Village loosens its short-term rental rules

Marie Havenga • Apr 3, 2019 at 7:00 AM

Unlike neighboring communities who recently have been tightening the screws on short-term rental uses, the Village of Spring Lake is loosening its regulations.

In the past, short-term rentals were not allowed in the village. At all. In any zoning district.

Village officials were aware that some people were renting homes on a short-term basis, but the village chose not to police these violations unless there were complaints.

“It was not listed as a permitted use, so it had been prohibited that way,” explained village planner Jennifer Howland.

After a series of meetings with landlords and residents, the Village Council voted late last month to allow short-term rentals in residential districts. The vote was unanimous.

“In certain zoning districts, if you want a short-term rental, you have to apply for a special-use permit with the (village’s) Planning Commission,” Howland said. “... Most of the areas where there's a residential use, it's allowable.”

Which means short-term rentals are allowed in almost every area of the village, except in the eastern entryway district and office districts. The application fee is $425.

Howland said both the Planning Commission and the Village Council expressed interest in changing the village’s short-term rental rules.

“There was a group of well-spoken residents in the community that were supportive of it and we didn't really have any negative comments in the process,” she said. “It went very smoothly. The group of people most involved in the process were well organized and they came to the meetings together and had one or more spokespeople.”

According to village statute, a rental for less than 28 days in any calendar year is considered a short-term rental. The new ordinance has no minimum stay requirement, meaning someone could rent a home for just one night.

Howland, who is also the planner for the City of Grand Haven, said it appeared to be a more difficult process for Grand Haven, which recently restricted rights of property owners when it comes to short-term rentals.
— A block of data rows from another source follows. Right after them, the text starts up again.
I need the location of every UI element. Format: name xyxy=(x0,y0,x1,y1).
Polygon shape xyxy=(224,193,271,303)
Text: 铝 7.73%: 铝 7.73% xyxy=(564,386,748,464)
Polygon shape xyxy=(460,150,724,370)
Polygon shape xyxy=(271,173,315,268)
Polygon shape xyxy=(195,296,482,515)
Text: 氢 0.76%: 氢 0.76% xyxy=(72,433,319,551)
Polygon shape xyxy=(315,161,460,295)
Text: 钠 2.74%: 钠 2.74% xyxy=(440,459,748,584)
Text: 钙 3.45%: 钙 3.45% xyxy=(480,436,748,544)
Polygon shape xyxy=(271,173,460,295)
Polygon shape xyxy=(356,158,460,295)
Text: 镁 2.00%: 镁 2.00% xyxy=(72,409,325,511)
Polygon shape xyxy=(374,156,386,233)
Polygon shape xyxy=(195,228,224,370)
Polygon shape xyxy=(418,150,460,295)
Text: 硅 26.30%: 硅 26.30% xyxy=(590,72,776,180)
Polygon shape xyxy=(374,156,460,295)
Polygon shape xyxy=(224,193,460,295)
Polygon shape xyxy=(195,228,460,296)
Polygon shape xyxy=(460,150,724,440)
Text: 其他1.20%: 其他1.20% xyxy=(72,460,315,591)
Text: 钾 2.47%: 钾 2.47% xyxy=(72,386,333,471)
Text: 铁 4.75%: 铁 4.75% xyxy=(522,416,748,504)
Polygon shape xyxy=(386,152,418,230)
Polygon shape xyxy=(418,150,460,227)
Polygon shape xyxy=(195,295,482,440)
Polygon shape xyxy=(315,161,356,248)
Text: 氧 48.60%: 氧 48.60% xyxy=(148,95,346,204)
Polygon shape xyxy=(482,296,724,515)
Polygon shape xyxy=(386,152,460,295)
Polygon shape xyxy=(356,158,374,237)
“With the village, it didn't get much opposition, if any,” she said. “As long as it reflects the wishes of the community, then I'm happy.”

Having short-term rentals available could bring more visitors to the community.

“Of course, it's a great community,” Howland said of the village. “It's a very walkable area. I'm sure people would want to visit here. There are several property owners in town who are interested in renting out their homes to visitors. It's nice to have visitors. It could increase the vibrancy of the community in the summer months.”

Village President Mark Powers said overhauling short-term rental rules has been a long process.

“This is the one we've done to death,” he said. “It's gone through all the hoops and backflips we'd expect from the show. Everyone feels like they had some input. We will not be overly restrictive, nor are we going to turn into some sort of Fort Lauderdale in the spring. The process worked out quite well.”